Jason tried hard to sound bored and just doing routine followup. The staff at juvenile hall listened to him cynically, but looked over his warrant and opened their records. Homer'd been teaching classes for several years now. He'd do a six week set, then be off for twelve, then another six weeks.
"What do you do when Homer's not here?"
"We cycle through Dance and Music. It gets us a very nice cultural balance." the Matron frowned. "I hate these switches. Homer's gotten irregular, and now he says he won't be back at all, most likely."
Jason glanced through the record, and felt his smile congealing. He noted down all the days Homer had missed, thanked the matron and left. Sat in his car and stared at the dates. Homer'd been seen picking up a blonde on September fifteenth, late, about eleven pm. Miss Franc had been killed around 2 am on the sixteenth.

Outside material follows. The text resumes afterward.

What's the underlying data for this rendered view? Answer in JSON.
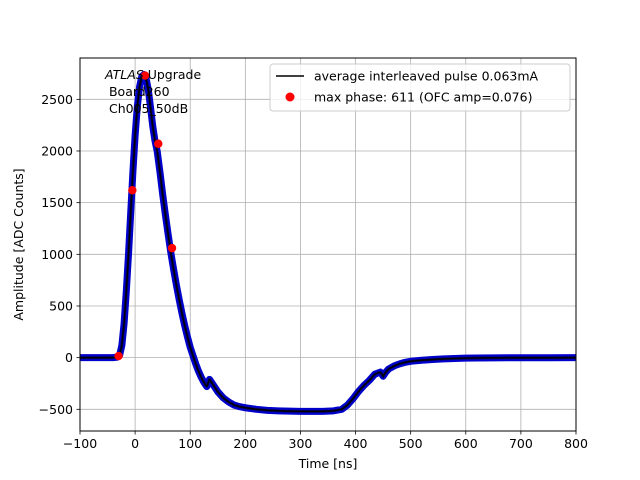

Homer had not shown up for class, had not called about it. On the seventeenth he'd had an altercation with a female student and departed mid-afternoon. Early morning on the eighteenth, Jason had found him, or Herod, rather, at home with a woman who fit the victim profile.
Then on the twentieth, he’d dropped Homer off at his apartment around ten thirty. And returned at two in the morning to find Herod just flying back in. Victim number seven had been murdered in that three-and-a-half-hour time gap.
Jason started the car and headed for the gallery. He should be able to find Homer there, this time of day.
They were going to have to have a difficult talk about Herod.